Credit: Norbert Nagel, Mörfelden-Walldorf, Germany/wikimedia
Today, the United Nations Security Council unanimously adopted a resolution allowing French troops to join an African Union peacekeeping mission in the Central African Republic. The news comes amid reports of fresh violence in Bangui, the nation's capital.
From The New York Times:
An official with Doctors Without Borders, the medical relief organization, said that at least 50 people had been killed in the fighting, with 100 others wounded. The shooting began in the early hours Thursday, citizens said, but by midmorning the attackers appeared to have been pushed back from the neighborhood of the National Assembly, at the edge of an area fiercely opposed to the ruling rebel coalition. The streets of Bangui were deserted, and the situation remained confused, with officials of the rebel government saying that their forces had regained control, and others saying that the antigovernment fighters appeared to have penetrated the capital's outlying neighborhoods.

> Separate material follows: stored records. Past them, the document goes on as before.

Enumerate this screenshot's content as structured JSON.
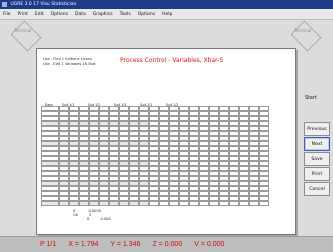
{
  "window": {
    "title": "UGRE 3.0 17 Visu Statistician"
  },
  "menu": [
    "File",
    "Print",
    "Edit",
    "Options",
    "Data",
    "Graphics",
    "Tools",
    "Options",
    "Help"
  ],
  "watermark": {
    "left": "Terminal",
    "right": "Terminal"
  },
  "sheet": {
    "notes": [
      "Use - Find 1 Editions Licens",
      "Use - Edit 1 Variables 16-Stat"
    ],
    "title": "Process Control - Variables, Xbar-S",
    "grid_header": [
      "Date",
      "Suit 1/1",
      "Suit 1/2",
      "Suit 1/3",
      "Suit 2/1",
      "Suit 2/2"
    ],
    "stats": [
      "S",
      "Ok",
      "2",
      "0",
      "0.0000",
      "0.000"
    ]
  },
  "side": {
    "label": "Start",
    "buttons": [
      "Previous",
      "Next",
      "Save",
      "Print",
      "Cancel"
    ]
  },
  "status": {
    "page": "P 1/1",
    "x": "X = 1.794",
    "y": "Y = 1.346",
    "z": "Z = 0.000",
    "v": "V = 0.000"
  }
}
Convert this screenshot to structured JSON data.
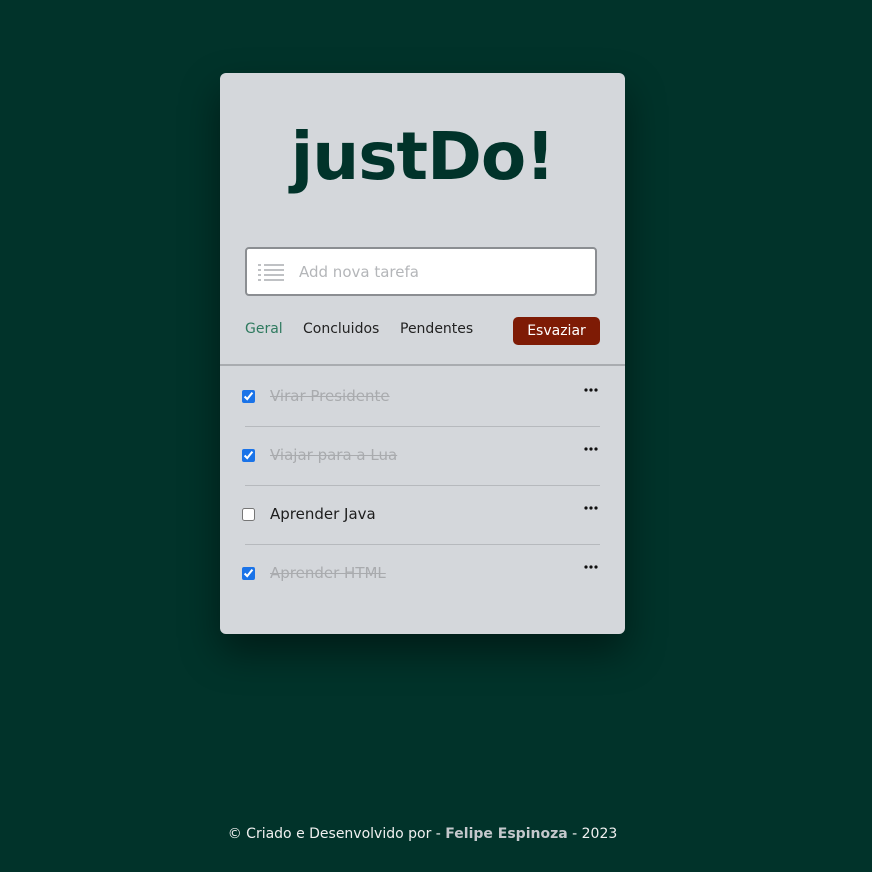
{
  "app": {
    "logo": "justDo!"
  },
  "input": {
    "placeholder": "Add nova tarefa",
    "icon": "list-icon"
  },
  "tabs": [
    {
      "label": "Geral",
      "active": true
    },
    {
      "label": "Concluidos",
      "active": false
    },
    {
      "label": "Pendentes",
      "active": false
    }
  ],
  "clear_button": {
    "label": "Esvaziar"
  },
  "tasks": [
    {
      "label": "Virar Presidente",
      "done": true
    },
    {
      "label": "Viajar para a Lua",
      "done": true
    },
    {
      "label": "Aprender Java",
      "done": false
    },
    {
      "label": "Aprender HTML",
      "done": true
    }
  ],
  "footer": {
    "prefix": "© Criado e Desenvolvido por -",
    "author": "Felipe Espinoza",
    "suffix": "- 2023"
  },
  "colors": {
    "background": "#01332a",
    "card": "#d4d7db",
    "logo": "#01332a",
    "active_tab": "#2f7a5f",
    "clear_button": "#7e1b05"
  }
}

French President Francois Hollande has said "I have decided to act immediately, in other words, this evening," and that the mission in CAR will be different to the one in Mali, where the French military was engaged in a predominantly combat-oriented, not peacekeeping, operation.
The French will be boosting their military presence in CAR despite the fact that French Foreign Minister Laurent Fabius recently said that it was not France's job to be the policeman of Africa.

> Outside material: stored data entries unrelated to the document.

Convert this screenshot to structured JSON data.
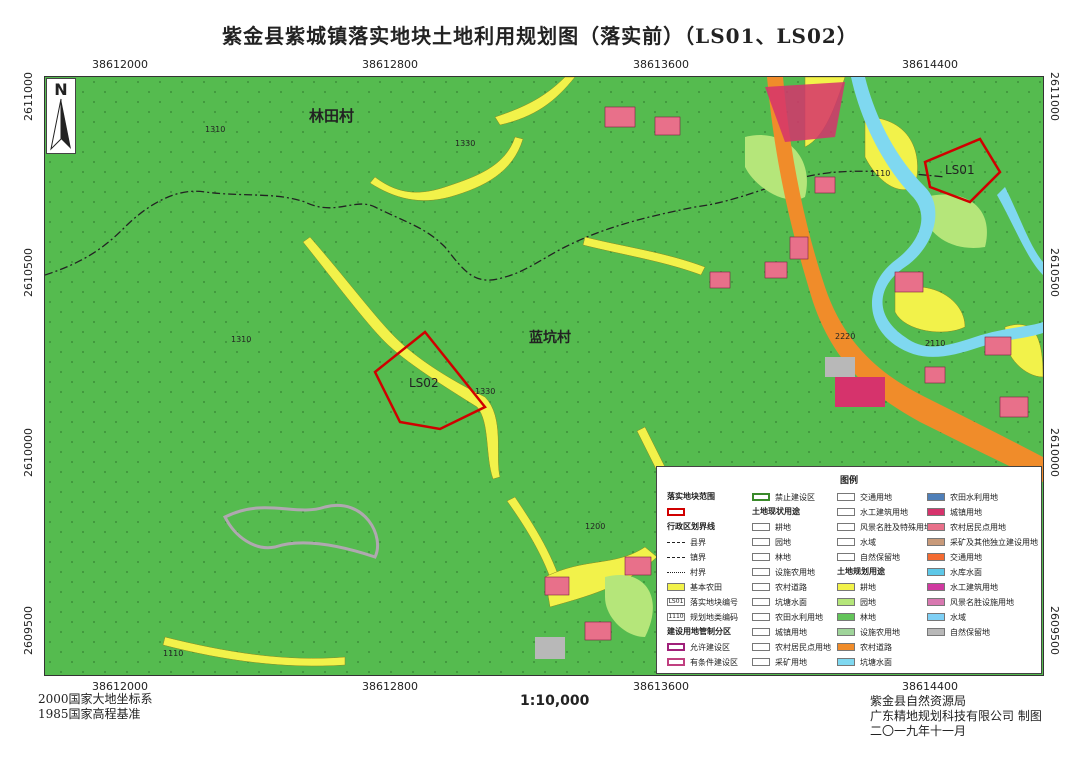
{
  "title": "紫金县紫城镇落实地块土地利用规划图（落实前）（LS01、LS02）",
  "coords": {
    "top_x": [
      "38612000",
      "38612800",
      "38613600",
      "38614400"
    ],
    "bottom_x": [
      "38612000",
      "38612800",
      "38613600",
      "38614400"
    ],
    "left_y": [
      "2611000",
      "2610500",
      "2610000",
      "2609500"
    ],
    "right_y": [
      "2611000",
      "2610500",
      "2610000",
      "2609500"
    ]
  },
  "north": "N",
  "places": {
    "lintian": "林田村",
    "lankeng": "蓝坑村"
  },
  "plots": {
    "ls01": "LS01",
    "ls02": "LS02"
  },
  "map_codes": [
    "1310",
    "1330",
    "1110",
    "1200",
    "2220",
    "1310",
    "1330",
    "1110",
    "2110"
  ],
  "scale": "1:10,000",
  "footer_left": [
    "2000国家大地坐标系",
    "1985国家高程基准"
  ],
  "footer_right": [
    "紫金县自然资源局",
    "广东精地规划科技有限公司  制图",
    "二〇一九年十一月"
  ],
  "legend": {
    "title": "图例",
    "col1": [
      {
        "label": "落实地块范围",
        "type": "hdr"
      },
      {
        "label": "",
        "color": "#ffffff",
        "border": "#d00000"
      },
      {
        "label": "行政区划界线",
        "type": "hdr"
      },
      {
        "label": "县界",
        "line": "dashdot"
      },
      {
        "label": "镇界",
        "line": "dash"
      },
      {
        "label": "村界",
        "line": "dot"
      },
      {
        "label": "基本农田",
        "color": "#f2f24a"
      },
      {
        "label": "落实地块编号",
        "box": "LS01"
      },
      {
        "label": "规划地类编码",
        "box": "1110"
      },
      {
        "label": "建设用地管制分区",
        "type": "hdr"
      },
      {
        "label": "允许建设区",
        "color": "#ffffff",
        "border": "#a0207a"
      },
      {
        "label": "有条件建设区",
        "color": "#ffffff",
        "border": "#c04080"
      }
    ],
    "col2": [
      {
        "label": "禁止建设区",
        "color": "#ffffff",
        "border": "#3a8a2a"
      },
      {
        "label": "土地现状用途",
        "type": "hdr"
      },
      {
        "label": "耕地",
        "color": "#ffffff"
      },
      {
        "label": "园地",
        "color": "#ffffff"
      },
      {
        "label": "林地",
        "color": "#ffffff"
      },
      {
        "label": "设施农用地",
        "color": "#ffffff"
      },
      {
        "label": "农村道路",
        "color": "#ffffff"
      },
      {
        "label": "坑塘水面",
        "color": "#ffffff"
      },
      {
        "label": "农田水利用地",
        "color": "#ffffff"
      },
      {
        "label": "城镇用地",
        "color": "#ffffff"
      },
      {
        "label": "农村居民点用地",
        "color": "#ffffff"
      },
      {
        "label": "采矿用地",
        "color": "#ffffff"
      }
    ],
    "col3": [
      {
        "label": "交通用地",
        "color": "#ffffff"
      },
      {
        "label": "水工建筑用地",
        "color": "#ffffff"
      },
      {
        "label": "风景名胜及特殊用地",
        "color": "#ffffff"
      },
      {
        "label": "水域",
        "color": "#ffffff"
      },
      {
        "label": "自然保留地",
        "color": "#ffffff"
      },
      {
        "label": "土地规划用途",
        "type": "hdr"
      },
      {
        "label": "耕地",
        "color": "#f2f24a"
      },
      {
        "label": "园地",
        "color": "#b5e67a"
      },
      {
        "label": "林地",
        "color": "#63c45a"
      },
      {
        "label": "设施农用地",
        "color": "#9fd49a"
      },
      {
        "label": "农村道路",
        "color": "#f08c2a"
      },
      {
        "label": "坑塘水面",
        "color": "#7fd8f0"
      }
    ],
    "col4": [
      {
        "label": "农田水利用地",
        "color": "#4f7fb8"
      },
      {
        "label": "城镇用地",
        "color": "#d6336c"
      },
      {
        "label": "农村居民点用地",
        "color": "#e8708a"
      },
      {
        "label": "采矿及其他独立建设用地",
        "color": "#c89a7a"
      },
      {
        "label": "交通用地",
        "color": "#f46b32"
      },
      {
        "label": "水库水面",
        "color": "#5ec8e8"
      },
      {
        "label": "水工建筑用地",
        "color": "#d03aa0"
      },
      {
        "label": "风景名胜设施用地",
        "color": "#d878b0"
      },
      {
        "label": "水域",
        "color": "#7fd0f5"
      },
      {
        "label": "自然保留地",
        "color": "#b8b8b8"
      }
    ]
  }
}
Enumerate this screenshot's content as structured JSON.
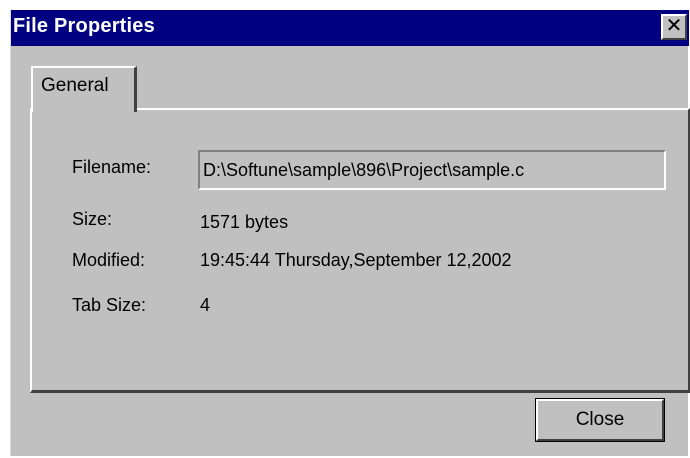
{
  "window": {
    "title": "File Properties",
    "close_glyph": "✕"
  },
  "tabs": [
    {
      "label": "General",
      "active": true
    }
  ],
  "properties": {
    "filename_label": "Filename:",
    "filename_value": "D:\\Softune\\sample\\896\\Project\\sample.c",
    "size_label": "Size:",
    "size_value": "1571 bytes",
    "modified_label": "Modified:",
    "modified_value": "19:45:44 Thursday,September 12,2002",
    "tabsize_label": "Tab Size:",
    "tabsize_value": "4"
  },
  "buttons": {
    "close_label": "Close"
  },
  "colors": {
    "titlebar": "#000080",
    "dialog_bg": "#c0c0c0"
  },
  "icons": {
    "titlebar_close": "close-icon"
  }
}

The British are reportedly discussing providing logistical support for the French mission. The British assisted the French with their intervention in Mali, sending hundreds of military personnel to West Africa to help support the effort to dislodge Islamic militants from their strongholds.
In a statement today U.S. United Nations Ambassador Samantha Power said that the U.S. has already pledged $40 million to the African Union peacekeeping force, which The Guardian reports will grow from "about 2,500 to 3,500" troops.
The U.S. will not be contributing troops to the mission authorized by the U.N. Security Council, but American forces have supported Ugandan troops in CAR in their hunt for members of the Lord's Resistance Army.
During the French intervention in Mali the U.S. provided some logistic and intelligence support and a very small number of troops.